Une fois achetée, les forces de travail vont produire des marchandises, et à ce moment-là le
propriétaire lucratif pourra en récupérer la valeur d’échange. Il faut remarquer que les
rapports sociaux sont dépendants de l’état de développement de ce que Marx appelle les
« forces productives » : les forces productives désignent les moyens dont on dispose pour
produire à un instant T, c’est-à-dire à la fois les matières premières naturelles (eau, bois) déjà
travaillées ou non et donc sous forme-marchandise (coton, ciment), les outils (marteaux,
machines) et les techniques et connaissances.

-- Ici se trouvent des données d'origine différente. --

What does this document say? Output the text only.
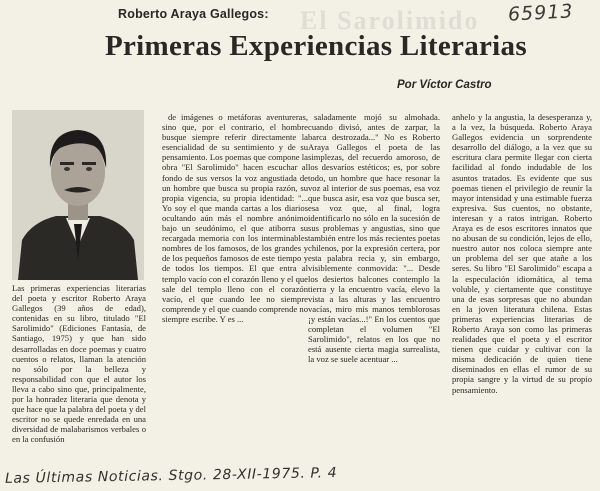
65913
El Sarolimido
Roberto Araya Gallegos:
Primeras Experiencias Literarias
Por Víctor Castro

Las primeras experiencias literarias del poeta y escritor Roberto Araya Gallegos (39 años de edad), contenidas en su libro, titulado "El Sarolimido" (Ediciones Fantasía, de Santiago, 1975) y que han sido desarrolladas en doce poemas y cuatro cuentos o relatos, llaman la atención no sólo por la belleza y responsabilidad con que el autor los lleva a cabo sino que, principalmente, por la honradez literaria que denota y que hace que la palabra del poeta y del escritor no se quede enredada en una diversidad de malabarismos verbales o en la confusión

de imágenes o metáforas aventureras, sino que, por el contrario, el hombre busque siempre referir directamente la esencialidad de su sentimiento y de su pensamiento. Los poemas que compone la obra "El Sarolimido" hacen escuchar al fondo de sus versos la voz angustiada de un hombre que busca su propia razón, su propia vigencia, su propia identidad: "... Yo soy el que manda cartas a los diarios ocultando aún más el nombre anónimo bajo un seudónimo, el que atiborra su recargada memoria con los interminables nombres de los famosos, de los grandes y de los pequeños famosos de este tiempo y de todos los tiempos. El que entra al templo vacío con el corazón lleno y el que sale del templo lleno con el corazón vacío, el que cuando lee no siempre comprende y el que cuando comprende no siempre escribe. Y es ...

saladamente mojó su almohada. cuando divisó, antes de zarpar, la barca destrozada..." No es Roberto Araya Gallegos el poeta de las simplezas, del recuerdo amoroso, de los desvaríos estéticos; es, por sobre todo, un hombre que hace resonar la voz al interior de sus poemas, esa voz que busca asir, esa voz que busca ser, esa voz que, al final, logra identificarlo no sólo en la sucesión de sus problemas y angustias, sino que también entre los más recientes poetas chilenos, por la expresión certera, por esta palabra recia y, sin embargo, visiblemente conmovida: "... Desde los desiertos balcones contemplo la tierra y la encuentro vacía, elevo la vista a las alturas y las encuentro vacías, miro mis manos temblorosas ¡y están vacías...!" En los cuentos que completan el volumen "El Sarolimido", relatos en los que no está ausente cierta magia surrealista, la voz se suele acentuar ...

anhelo y la angustia, la desesperanza y, a la vez, la búsqueda. Roberto Araya Gallegos evidencia un sorprendente desarrollo del diálogo, a la vez que su escritura clara permite llegar con cierta facilidad al fondo indudable de los asuntos tratados. Es evidente que sus poemas tienen el privilegio de reunir la mayor intensidad y una estimable fuerza expresiva. Sus cuentos, no obstante, interesan y a ratos intrigan. Roberto Araya es de esos escritores innatos que no abusan de su condición, lejos de ello, nuestro autor nos coloca siempre ante un problema del ser que atañe a los seres. Su libro "El Sarolimido" escapa a la especulación idiomática, al tema voluble, y ciertamente que constituye una de esas sorpresas que no abundan en la joven literatura chilena. Estas primeras experiencias literarias de Roberto Araya son como las primeras realidades que el poeta y el escritor tienen que cuidar y cultivar con la misma dedicación de quien tiene diseminados en ellas el rumor de su propia sangre y la virtud de su propio pensamiento.

Las Últimas Noticias. Stgo. 28-XII-1975. P. 4
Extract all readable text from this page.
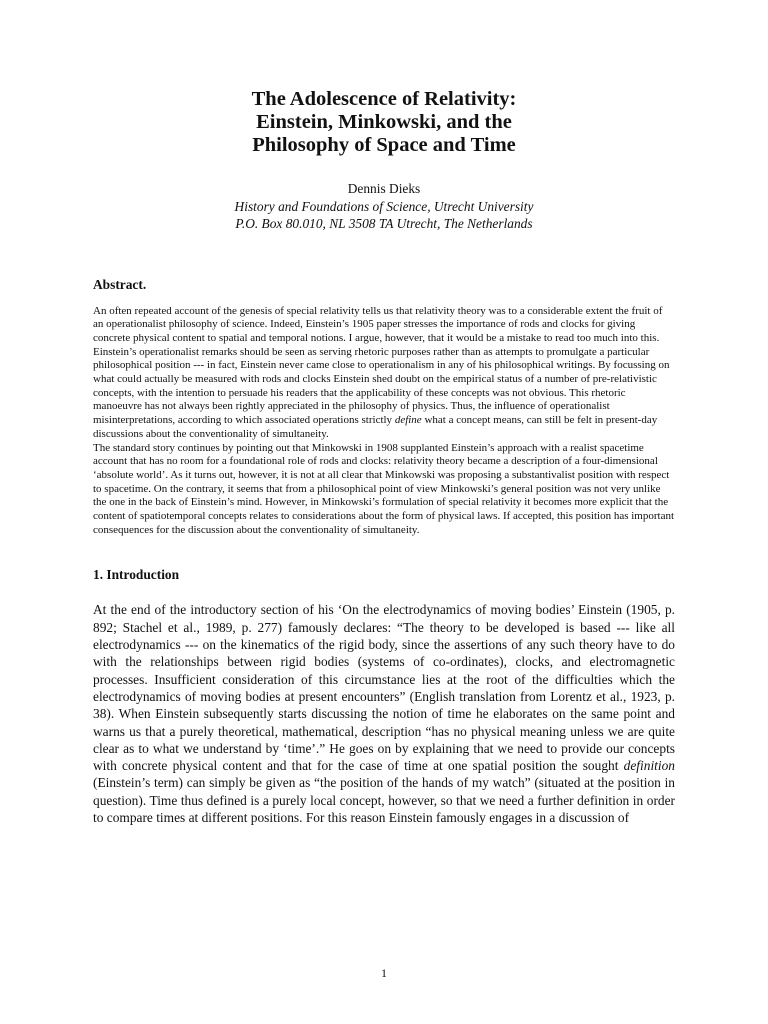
The Adolescence of Relativity:
Einstein, Minkowski, and the
Philosophy of Space and Time
Dennis Dieks
History and Foundations of Science, Utrecht University
P.O. Box 80.010, NL 3508 TA Utrecht, The Netherlands
Abstract.

An often repeated account of the genesis of special relativity tells us that relativity theory was to a considerable extent the fruit of an operationalist philosophy of science. Indeed, Einstein’s 1905 paper stresses the importance of rods and clocks for giving concrete physical content to spatial and temporal notions. I argue, however, that it would be a mistake to read too much into this. Einstein’s operationalist remarks should be seen as serving rhetoric purposes rather than as attempts to promulgate a particular philosophical position --- in fact, Einstein never came close to operationalism in any of his philosophical writings. By focussing on what could actually be measured with rods and clocks Einstein shed doubt on the empirical status of a number of pre-relativistic concepts, with the intention to persuade his readers that the applicability of these concepts was not obvious. This rhetoric manoeuvre has not always been rightly appreciated in the philosophy of physics. Thus, the influence of operationalist misinterpretations, according to which associated operations strictly define what a concept means, can still be felt in present-day discussions about the conventionality of simultaneity.

The standard story continues by pointing out that Minkowski in 1908 supplanted Einstein’s approach with a realist spacetime account that has no room for a foundational role of rods and clocks: relativity theory became a description of a four-dimensional ‘absolute world’. As it turns out, however, it is not at all clear that Minkowski was proposing a substantivalist position with respect to spacetime. On the contrary, it seems that from a philosophical point of view Minkowski’s general position was not very unlike the one in the back of Einstein’s mind. However, in Minkowski’s formulation of special relativity it becomes more explicit that the content of spatiotemporal concepts relates to considerations about the form of physical laws. If accepted, this position has important consequences for the discussion about the conventionality of simultaneity.

1. Introduction

At the end of the introductory section of his ‘On the electrodynamics of moving bodies’ Einstein (1905, p. 892; Stachel et al., 1989, p. 277) famously declares: “The theory to be developed is based --- like all electrodynamics --- on the kinematics of the rigid body, since the assertions of any such theory have to do with the relationships between rigid bodies (systems of co-ordinates), clocks, and electromagnetic processes. Insufficient consideration of this circumstance lies at the root of the difficulties which the electrodynamics of moving bodies at present encounters” (English translation from Lorentz et al., 1923, p. 38). When Einstein subsequently starts discussing the notion of time he elaborates on the same point and warns us that a purely theoretical, mathematical, description “has no physical meaning unless we are quite clear as to what we understand by ‘time’.” He goes on by explaining that we need to provide our concepts with concrete physical content and that for the case of time at one spatial position the sought definition (Einstein’s term) can simply be given as “the position of the hands of my watch” (situated at the position in question). Time thus defined is a purely local concept, however, so that we need a further definition in order to compare times at different positions. For this reason Einstein famously engages in a discussion of

1
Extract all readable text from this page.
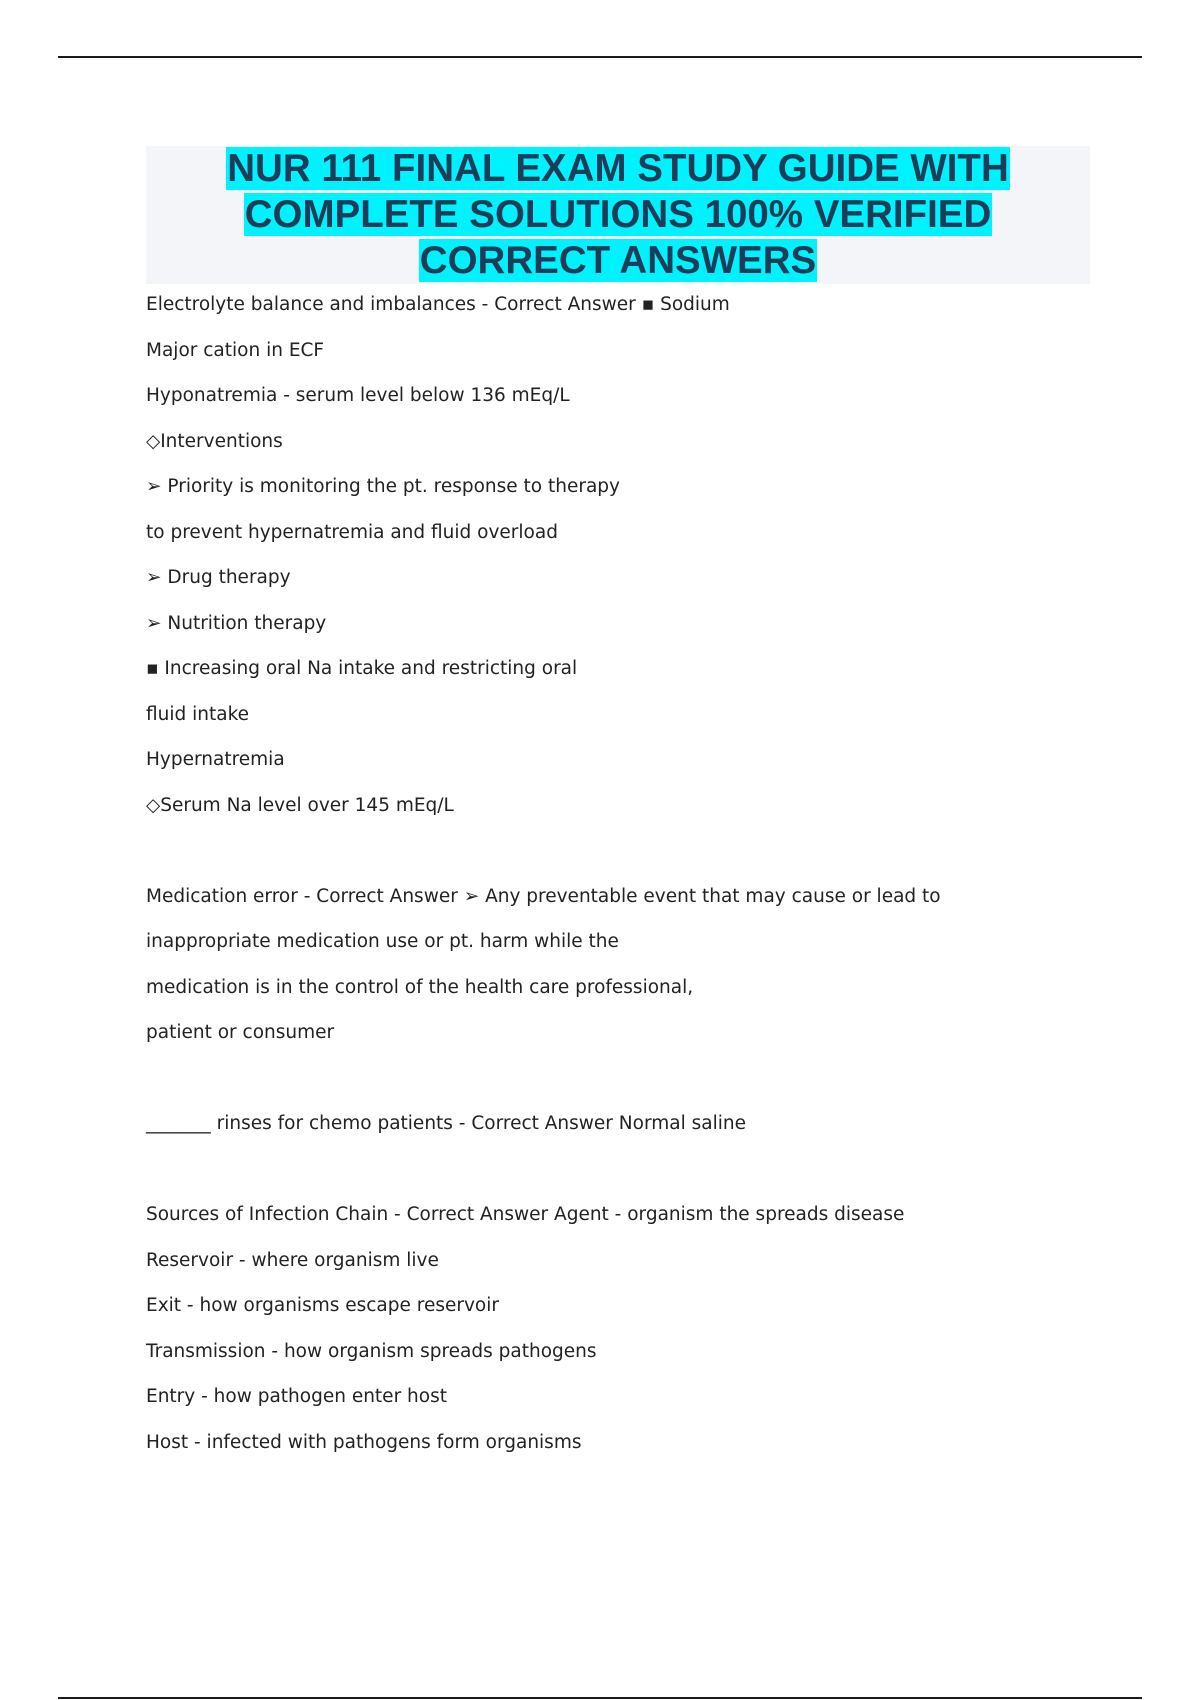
NUR 111 FINAL EXAM STUDY GUIDE WITH
COMPLETE SOLUTIONS 100% VERIFIED
CORRECT ANSWERS
Electrolyte balance and imbalances - Correct Answer ▪ Sodium
Major cation in ECF
Hyponatremia - serum level below 136 mEq/L
◇Interventions
➢ Priority is monitoring the pt. response to therapy
to prevent hypernatremia and fluid overload
➢ Drug therapy
➢ Nutrition therapy
▪ Increasing oral Na intake and restricting oral
fluid intake
Hypernatremia
◇Serum Na level over 145 mEq/L
Medication error - Correct Answer ➢ Any preventable event that may cause or lead to
inappropriate medication use or pt. harm while the
medication is in the control of the health care professional,
patient or consumer
_______ rinses for chemo patients - Correct Answer Normal saline
Sources of Infection Chain - Correct Answer Agent - organism the spreads disease
Reservoir - where organism live
Exit - how organisms escape reservoir
Transmission - how organism spreads pathogens
Entry - how pathogen enter host
Host - infected with pathogens form organisms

Pourquoi y-a-t-il un lien entre certains rapports
sociaux et l’état de développement des forces productives ? Car, pour ne prendre qu’un
exemple, pour que le mode de production féodal du haut moyen-âge, qui repose sur le
servage, existe, il faut que l’agriculture comme technique soit développée (pas de surplus et
donc de « corvées » dans une société de chasseurs-cueilleurs…).
Mode de production
Quand Marx parle de « mode de production », il entend donc un bloc historique formé par une
combinaison particulière des rapports de production et des forces productives. Marx en
distingue plusieurs dans l’histoire : le mode de production « esclavagiste », « féodal », ou
encore, évidemment, « capitaliste ». Il désigne donc de manière générale la façon dont on
produit, dans une société déterminé, ce qu’on a besoin pour vivre.